Some Courts of Appeals have recognized “profes­sional speech” as a separate category of speech that is subject to different rules. See, e.g., … Pickup v. Brown, 740 F. 3d 1208, 1227–1229 (CA9 2014) … . These courts define “professionals” as indi­viduals who provide personalized services to clients and who are subject to “a generally applicable licensing and regulatory regime.” … Pickupsupra, at 1230. “Professional speech” is then defined as any speech by these individuals that is based on “[their] expert knowledge and judgment,” or that is “within the confines of [the] professional relationship,” Pickupsupra, at 1228. So defined, these courts except professional speech from the rule that content-based regulations of speech are subject to strict scru­tiny. See  … Pickupsupra, at 1053– 1056 … .
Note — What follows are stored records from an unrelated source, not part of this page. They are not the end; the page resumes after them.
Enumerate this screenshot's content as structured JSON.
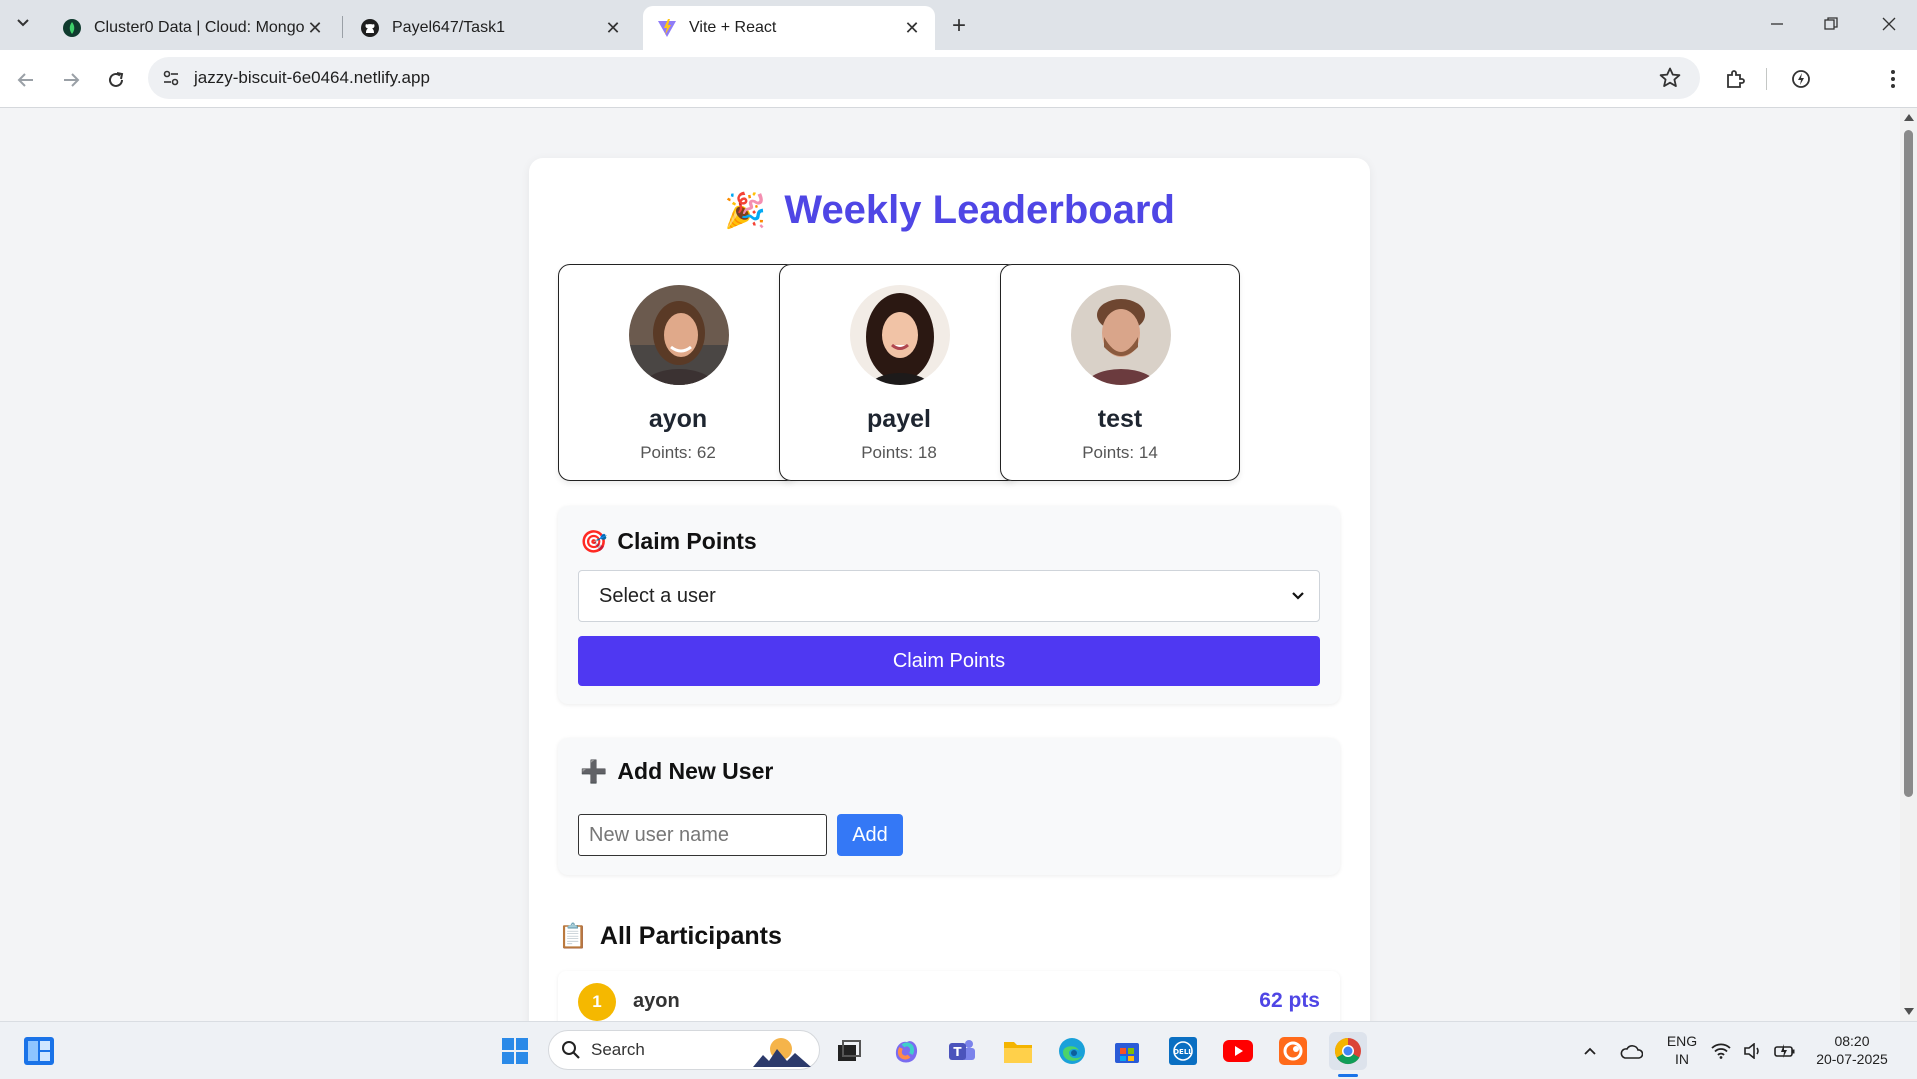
{
  "browser": {
    "tabs": [
      {
        "title": "Cluster0 Data | Cloud: MongoDB",
        "favicon": "mongodb-leaf-icon",
        "active": false
      },
      {
        "title": "Payel647/Task1",
        "favicon": "github-icon",
        "active": false
      },
      {
        "title": "Vite + React",
        "favicon": "vite-icon",
        "active": true
      }
    ],
    "url": "jazzy-biscuit-6e0464.netlify.app"
  },
  "page": {
    "title_emoji": "🎉",
    "title": "Weekly Leaderboard",
    "podium": [
      {
        "name": "ayon",
        "points_label": "Points: 62"
      },
      {
        "name": "payel",
        "points_label": "Points: 18"
      },
      {
        "name": "test",
        "points_label": "Points: 14"
      }
    ],
    "claim": {
      "emoji": "🎯",
      "heading": "Claim Points",
      "select_value": "Select a user",
      "button_label": "Claim Points"
    },
    "add_user": {
      "emoji": "➕",
      "heading": "Add New User",
      "input_placeholder": "New user name",
      "button_label": "Add"
    },
    "participants": {
      "emoji": "📋",
      "heading": "All Participants",
      "rows": [
        {
          "rank": "1",
          "name": "ayon",
          "points": "62 pts"
        }
      ]
    }
  },
  "taskbar": {
    "search_label": "Search",
    "language": "ENG",
    "region": "IN",
    "time": "08:20",
    "date": "20-07-2025"
  },
  "colors": {
    "accent": "#4f46e5",
    "claim_button": "#4f38f2",
    "add_button": "#3478f6",
    "rank_gold": "#f5b800"
  }
}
But this Court has not recognized “professional speech” as a separate category of speech. Speech is not unprotected merely because it is uttered by “professionals.” This Court has “been reluctant to mark off new categories of speech for diminished constitutional protection.” And it has been especially reluctant to “exemp[t] a category of speech from the normal prohibition on content-based restrictions.” This Court’s prece­dents do not permit governments to impose content-based restrictions on speech without “‘persuasive evidence … of a long (if heretofore unrecognized) tradition’” to that effect.

This Court’s precedents do not recognize such a tradi­tion for a category called “professional speech.”

I wrote about the implications of this for therapy bans in a blog post in July 2018, “Will the Supreme Court Save Sexual Orientation Change Efforts?” It appears that some of the leaders of the LGBT movement may have come around to the same realization.

This is yet another illustration of the fact that elections—and judicial nominations—have consequences.